我正在为我的网络提供尺寸为(1,32,96)的图像,我会动态生成它们以显示一些随机字母。作为标签,我给它一个一系列热编码字母的序列,CTC在索引0处需要空白(这是因为我使用自定义数据加载,所以这些都是numpy数组)。事实证明,为了使forward_backward()函数起作用,我需要确保它的输入都使用相同长度的相同动态轴,这是通过使我的标签字符串与网络输出长度相同,并使用to_sequence_like( )在下面的代码中(我不知道如何做得更好,这里使用to_sequence_like()的副作用是我需要在评估此模型时传递虚拟标签数据)。
alphabet = "0123456789abcdefghijklmnopqrstuvwxyz"
input_dim_model = (1, 32, 96) # images are 96 x 32 with 1 channel of color (gray)
num_output_classes = len(alphabet) + 1
ltsm_hidden = 256
def bidirectionalLTSM(features, nHidden, nOut):
a = C.layers.Recurrence(C.layers.LSTM(nHidden))(features)
b = C.layers.Recurrence(C.layers.LSTM(nHidden), go_backwards=True)(features)
c = C.splice(a, b)
r = C.layers.Dense(nOut)(c)
return r
def create_model_rnn(features):
h = features
h = bidirectionalLTSM(h, ltsm_hidden, ltsm_hidden)

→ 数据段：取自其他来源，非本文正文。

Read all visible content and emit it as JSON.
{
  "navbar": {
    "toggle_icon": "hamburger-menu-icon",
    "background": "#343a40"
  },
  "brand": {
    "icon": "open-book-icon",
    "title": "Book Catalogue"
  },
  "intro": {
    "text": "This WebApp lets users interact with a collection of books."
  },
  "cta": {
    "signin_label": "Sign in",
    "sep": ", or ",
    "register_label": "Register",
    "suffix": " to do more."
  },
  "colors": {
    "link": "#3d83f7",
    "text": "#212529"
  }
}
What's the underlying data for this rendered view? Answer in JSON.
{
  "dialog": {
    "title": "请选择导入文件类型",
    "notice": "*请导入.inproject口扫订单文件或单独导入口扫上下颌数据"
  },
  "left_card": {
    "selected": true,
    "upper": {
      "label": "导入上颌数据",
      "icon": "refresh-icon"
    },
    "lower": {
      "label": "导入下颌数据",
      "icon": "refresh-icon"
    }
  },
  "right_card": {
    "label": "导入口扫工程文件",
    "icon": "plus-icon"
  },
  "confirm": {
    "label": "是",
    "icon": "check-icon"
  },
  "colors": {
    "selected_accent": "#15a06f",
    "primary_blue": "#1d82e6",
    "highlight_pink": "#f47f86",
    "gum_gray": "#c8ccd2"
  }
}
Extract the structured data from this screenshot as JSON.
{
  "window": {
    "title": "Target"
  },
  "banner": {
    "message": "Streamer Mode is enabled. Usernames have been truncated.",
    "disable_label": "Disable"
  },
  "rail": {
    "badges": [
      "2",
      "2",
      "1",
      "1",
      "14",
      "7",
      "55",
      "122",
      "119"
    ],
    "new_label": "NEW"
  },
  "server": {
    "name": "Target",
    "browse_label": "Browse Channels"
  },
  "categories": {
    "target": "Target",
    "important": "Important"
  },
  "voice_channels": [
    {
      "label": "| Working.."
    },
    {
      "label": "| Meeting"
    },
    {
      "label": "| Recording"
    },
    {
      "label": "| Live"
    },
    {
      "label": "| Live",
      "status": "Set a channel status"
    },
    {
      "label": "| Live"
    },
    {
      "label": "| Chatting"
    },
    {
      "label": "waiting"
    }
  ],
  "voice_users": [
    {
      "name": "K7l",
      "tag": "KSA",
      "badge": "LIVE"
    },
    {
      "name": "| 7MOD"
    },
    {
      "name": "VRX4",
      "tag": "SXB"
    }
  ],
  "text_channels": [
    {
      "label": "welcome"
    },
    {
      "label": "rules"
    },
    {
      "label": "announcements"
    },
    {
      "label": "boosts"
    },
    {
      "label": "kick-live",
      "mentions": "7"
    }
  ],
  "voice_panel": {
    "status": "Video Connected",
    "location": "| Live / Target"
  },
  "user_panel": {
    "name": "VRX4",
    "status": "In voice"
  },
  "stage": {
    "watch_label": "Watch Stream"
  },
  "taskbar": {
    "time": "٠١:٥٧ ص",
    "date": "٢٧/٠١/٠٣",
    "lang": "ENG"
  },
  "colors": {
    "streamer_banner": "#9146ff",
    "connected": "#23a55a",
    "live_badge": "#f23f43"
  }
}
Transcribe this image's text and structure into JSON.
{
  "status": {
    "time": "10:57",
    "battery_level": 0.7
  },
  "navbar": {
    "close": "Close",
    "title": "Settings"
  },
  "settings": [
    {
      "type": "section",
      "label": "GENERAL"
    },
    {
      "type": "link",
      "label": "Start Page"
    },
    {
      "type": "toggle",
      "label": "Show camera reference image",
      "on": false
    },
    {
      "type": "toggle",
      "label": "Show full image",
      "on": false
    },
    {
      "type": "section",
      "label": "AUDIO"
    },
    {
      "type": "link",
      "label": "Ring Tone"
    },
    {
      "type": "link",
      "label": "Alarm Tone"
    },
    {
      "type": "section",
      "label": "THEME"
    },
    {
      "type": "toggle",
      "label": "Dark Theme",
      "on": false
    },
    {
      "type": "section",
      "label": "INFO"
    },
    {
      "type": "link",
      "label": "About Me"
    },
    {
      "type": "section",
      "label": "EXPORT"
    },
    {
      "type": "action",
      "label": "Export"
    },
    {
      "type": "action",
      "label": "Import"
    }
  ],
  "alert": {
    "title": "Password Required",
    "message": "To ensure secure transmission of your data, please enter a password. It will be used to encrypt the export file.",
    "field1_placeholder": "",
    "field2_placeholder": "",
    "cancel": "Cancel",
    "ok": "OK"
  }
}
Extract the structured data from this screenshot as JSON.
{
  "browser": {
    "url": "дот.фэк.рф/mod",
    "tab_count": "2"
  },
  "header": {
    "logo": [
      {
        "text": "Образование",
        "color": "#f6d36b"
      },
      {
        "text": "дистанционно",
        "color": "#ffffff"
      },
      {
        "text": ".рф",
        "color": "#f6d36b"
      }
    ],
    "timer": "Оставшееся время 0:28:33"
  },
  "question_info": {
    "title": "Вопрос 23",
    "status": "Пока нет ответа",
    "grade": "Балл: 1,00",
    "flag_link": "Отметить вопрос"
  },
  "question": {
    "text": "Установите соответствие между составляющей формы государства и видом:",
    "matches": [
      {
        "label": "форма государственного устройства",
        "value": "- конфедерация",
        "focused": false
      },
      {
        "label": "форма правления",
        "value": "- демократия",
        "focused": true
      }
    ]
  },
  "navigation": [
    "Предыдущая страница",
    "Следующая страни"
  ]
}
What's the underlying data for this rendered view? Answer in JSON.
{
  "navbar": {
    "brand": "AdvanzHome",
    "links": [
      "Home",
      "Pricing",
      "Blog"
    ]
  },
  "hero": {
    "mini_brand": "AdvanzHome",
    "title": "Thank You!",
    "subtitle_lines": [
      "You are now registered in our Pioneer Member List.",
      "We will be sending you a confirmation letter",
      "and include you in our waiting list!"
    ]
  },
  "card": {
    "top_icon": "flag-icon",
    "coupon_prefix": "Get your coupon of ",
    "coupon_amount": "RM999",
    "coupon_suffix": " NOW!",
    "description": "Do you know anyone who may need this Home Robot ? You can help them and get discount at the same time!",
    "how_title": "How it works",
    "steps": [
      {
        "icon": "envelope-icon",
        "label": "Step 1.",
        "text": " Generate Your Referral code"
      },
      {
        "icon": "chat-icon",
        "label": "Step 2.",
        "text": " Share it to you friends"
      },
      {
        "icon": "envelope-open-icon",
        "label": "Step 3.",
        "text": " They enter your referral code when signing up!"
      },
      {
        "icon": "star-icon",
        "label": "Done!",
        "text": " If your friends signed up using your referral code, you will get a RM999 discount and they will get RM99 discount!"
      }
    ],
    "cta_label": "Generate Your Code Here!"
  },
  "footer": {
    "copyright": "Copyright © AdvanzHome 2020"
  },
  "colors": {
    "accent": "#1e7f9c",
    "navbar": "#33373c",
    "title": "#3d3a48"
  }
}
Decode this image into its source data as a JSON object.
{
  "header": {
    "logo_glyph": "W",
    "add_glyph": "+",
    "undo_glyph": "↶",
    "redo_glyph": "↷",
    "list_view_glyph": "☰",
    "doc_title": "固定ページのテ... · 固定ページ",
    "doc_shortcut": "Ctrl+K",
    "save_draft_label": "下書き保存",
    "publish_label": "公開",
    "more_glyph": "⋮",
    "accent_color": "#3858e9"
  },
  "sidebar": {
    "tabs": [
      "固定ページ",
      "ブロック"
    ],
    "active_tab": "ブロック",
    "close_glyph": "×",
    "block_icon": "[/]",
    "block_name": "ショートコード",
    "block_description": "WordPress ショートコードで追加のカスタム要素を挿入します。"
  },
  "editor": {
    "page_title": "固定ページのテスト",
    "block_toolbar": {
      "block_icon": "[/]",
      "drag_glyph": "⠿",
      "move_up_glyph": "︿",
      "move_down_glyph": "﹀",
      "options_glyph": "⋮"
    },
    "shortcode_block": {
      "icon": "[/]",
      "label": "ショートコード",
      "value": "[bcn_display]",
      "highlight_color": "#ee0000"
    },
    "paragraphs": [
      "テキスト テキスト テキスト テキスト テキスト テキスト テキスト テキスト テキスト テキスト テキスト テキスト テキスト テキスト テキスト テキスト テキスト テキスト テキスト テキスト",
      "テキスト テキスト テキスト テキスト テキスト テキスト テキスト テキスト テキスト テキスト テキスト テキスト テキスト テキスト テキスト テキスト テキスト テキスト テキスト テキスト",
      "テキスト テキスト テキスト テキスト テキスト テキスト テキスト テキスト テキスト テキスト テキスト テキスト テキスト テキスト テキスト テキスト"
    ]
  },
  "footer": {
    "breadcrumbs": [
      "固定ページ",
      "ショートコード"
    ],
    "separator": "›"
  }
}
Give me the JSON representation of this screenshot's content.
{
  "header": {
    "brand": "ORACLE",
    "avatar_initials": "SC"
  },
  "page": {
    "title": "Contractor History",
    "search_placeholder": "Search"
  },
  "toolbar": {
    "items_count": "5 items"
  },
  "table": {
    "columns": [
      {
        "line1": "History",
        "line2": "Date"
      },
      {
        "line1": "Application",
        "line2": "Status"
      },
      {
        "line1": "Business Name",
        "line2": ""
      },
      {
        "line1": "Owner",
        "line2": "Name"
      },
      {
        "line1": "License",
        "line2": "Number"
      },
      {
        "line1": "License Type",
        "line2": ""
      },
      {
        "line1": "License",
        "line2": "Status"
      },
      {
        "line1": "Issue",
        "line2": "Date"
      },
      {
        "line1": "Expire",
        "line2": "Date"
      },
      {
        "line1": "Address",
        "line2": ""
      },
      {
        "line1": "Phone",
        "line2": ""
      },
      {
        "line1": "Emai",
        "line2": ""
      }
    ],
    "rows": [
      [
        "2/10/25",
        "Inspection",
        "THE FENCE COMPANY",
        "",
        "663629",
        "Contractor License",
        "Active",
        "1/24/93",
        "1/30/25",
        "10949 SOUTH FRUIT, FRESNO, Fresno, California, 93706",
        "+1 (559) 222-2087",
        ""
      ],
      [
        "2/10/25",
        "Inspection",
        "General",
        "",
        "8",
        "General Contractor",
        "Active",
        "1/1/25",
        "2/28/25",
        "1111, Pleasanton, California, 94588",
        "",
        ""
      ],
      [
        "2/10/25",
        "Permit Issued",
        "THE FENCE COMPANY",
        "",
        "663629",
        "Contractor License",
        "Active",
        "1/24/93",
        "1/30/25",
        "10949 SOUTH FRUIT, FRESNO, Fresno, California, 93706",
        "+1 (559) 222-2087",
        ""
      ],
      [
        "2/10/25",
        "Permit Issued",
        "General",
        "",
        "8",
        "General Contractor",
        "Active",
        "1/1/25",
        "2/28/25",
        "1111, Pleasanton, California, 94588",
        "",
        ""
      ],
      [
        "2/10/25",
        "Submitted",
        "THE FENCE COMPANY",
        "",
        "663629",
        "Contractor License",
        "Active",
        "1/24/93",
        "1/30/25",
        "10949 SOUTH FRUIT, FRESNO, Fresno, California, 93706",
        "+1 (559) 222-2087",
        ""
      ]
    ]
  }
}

h = bidirectionalLTSM(h, ltsm_hidden, num_output_classes)
return h
def create_model_cnn(features):
with C.layers.default_options(init=C.glorot_uniform(), activation=C.relu):
h = features
h = C.layers.Convolution2D(filter_shape=(3,3),
num_filters=64,
strides=(1,1),
pad=True, name='conv_0')(h)
#more layers...
h = C.layers.BatchNormalization(name="batchnorm_6")(h)
return h
x = C.input_variable(input_dim_model, name="x")
label = C.sequence.input((num_output_classes), name="y")
def create_model(features):
#Composite(x: Tensor[1,32,96]) -> Tensor[512,1,23]
a = create_model_cnn(features)
a = C.reshape(a, (512, 23))
#Composite(x: Tensor[1,32,96]) -> Tensor[23,512]
a = C.swapaxes(a, 0, 1)
#is there a better way to convert to sequence and still be compatible with forward_backwards() ?
#Composite(x: Tensor[1,32,96], y: Sequence[Tensor[37]]) -> Sequence[Tensor[512]]
a = C.to_sequence_like(a, label)
#Composite(x: Tensor[1,32,96], y: Sequence[Tensor[37]]) -> Sequence[Tensor[37]]
a = create_model_rnn(a)
return a
#Composite(x: Tensor[1,32,96], y: Sequence[Tensor[37]]) -> Sequence[Tensor[37]]
z = create_model(x)
#LabelsToGraph(y: Sequence[Tensor[37]]) -> Sequence[Tensor[37]]
graph = C.labels_to_graph(label)
#Composite(y: Sequence[Tensor[37]], x: Tensor[1,32,96]) -> np.float32
criteria = C.forward_backward(C.labels_to_graph(label), z, blankTokenId=0)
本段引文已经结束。